Je me suis laissé dire que la période actuelle serait vaguement propice à une coutume que d'aucuns qualifieraient de charmante (mais je connais d'aucun depuis longtemps : ce n'est qu'un gros con), à une tradition si passéiste et poussiéreuse qu'elle ferait passer Giscard pour un ovule à peine fécondé, à un fatras de niaiseries nimbé de superstitions mal dégrossies, à savoir les vœux de bonne année.

Eh oui, inutile de barguigner, il ne sert à rien de se tordre les mains et de se couvrir la tête de cendres : l’heure approche, les soldes annuels de la plus vile faux-culterie vont commencer.

Car, en vérité, quoi de plus chiant, au sens premier du terme, après avoir passé plusieurs semaines à éviter les contacts douteux et à se laver très méticuleusement les mains une dizaine de fois par jour, que de devoir subir aux premiers jours de janvier les miasmes répugnants de dizaines de cousins, tantes, grands-oncles et collègues de bureau empressés de répandre sur vos joues des traînées baveuses ainsi que l’assurance d’une belle gastro-entérite à venir ? Sans compter que les dits épanchements salivaires s’accompagnent invariablement de vœux convenus et plein d’inanité dont l’effet laxatif n’est plus à démontrer.

Hélas, la pression sociale (terme élégant désignant l’esprit grégaire du troupeau de bœufs) est telle qu’il est difficile d’y couper sauf à passer pour un rustre asocial doublé d’un goujat semi-psychopathe.

Certes, ne le nions pas, il peut parfois y avoir quelque intérêt supérieur à suivre le chemin boueux des conventions.

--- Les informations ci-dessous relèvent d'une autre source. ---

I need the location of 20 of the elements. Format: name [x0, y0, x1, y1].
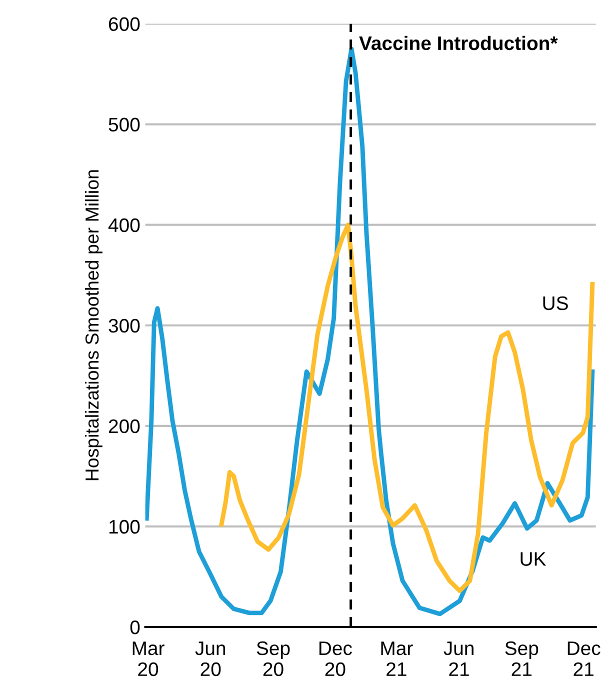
- y-axis-title: Hospitalizations Smoothed per Million: [84, 170, 102, 480]
- y-tick-label: 300: [108, 318, 140, 333]
- ref-line-label: Vaccine Introduction*: [359, 36, 558, 50]
- x-tick-label: Dec 21: [568, 642, 600, 676]
- x-tick-label: Sep 21: [505, 641, 538, 676]
- line-series: [219, 222, 595, 594]
- x-tick-label: Mar 21: [381, 642, 413, 676]
- y-tick-label: 0: [130, 620, 140, 634]
- x-tick-label: Sep 20: [256, 641, 290, 676]
- y-tick-label: 600: [108, 17, 140, 32]
- y-tick-label: 200: [108, 419, 140, 434]
- x-tick-label: Mar 20: [132, 642, 164, 676]
- y-tick-label: 400: [108, 218, 140, 232]
- x-tick-label: Dec 20: [319, 642, 352, 676]
- series-label: UK: [520, 552, 546, 566]
- y-tick-label: 100: [109, 520, 140, 534]
- series-label: US: [543, 296, 568, 310]
- y-tick-label: 500: [108, 118, 140, 132]
- x-tick-label: Jun 20: [195, 642, 226, 676]
- x-tick-label: Jun 21: [444, 642, 474, 676]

En effet, quel espoir pourrait avoir le jeune adolescent acnéique d’aller soutirer un ultime billet de cinquante euros à sa vieille mère-grand arthritique, à laquelle il n’a pas une seule fois rendu visite de toute l’année écoulée alors qu’elle habite à deux cents mètres de chez lui, s’il ne se pliait, le moment venu, c’est-à-dire le 1er janvier, à l’exercice des vœux, à savoir un « bOnané mémÉ » essèmessisé, car faut quand même pas déconner, il va pas se pourrir deux heures chez la vioque, elle peut se fendre d’un timbre pour lui envoyer le fric, hein ?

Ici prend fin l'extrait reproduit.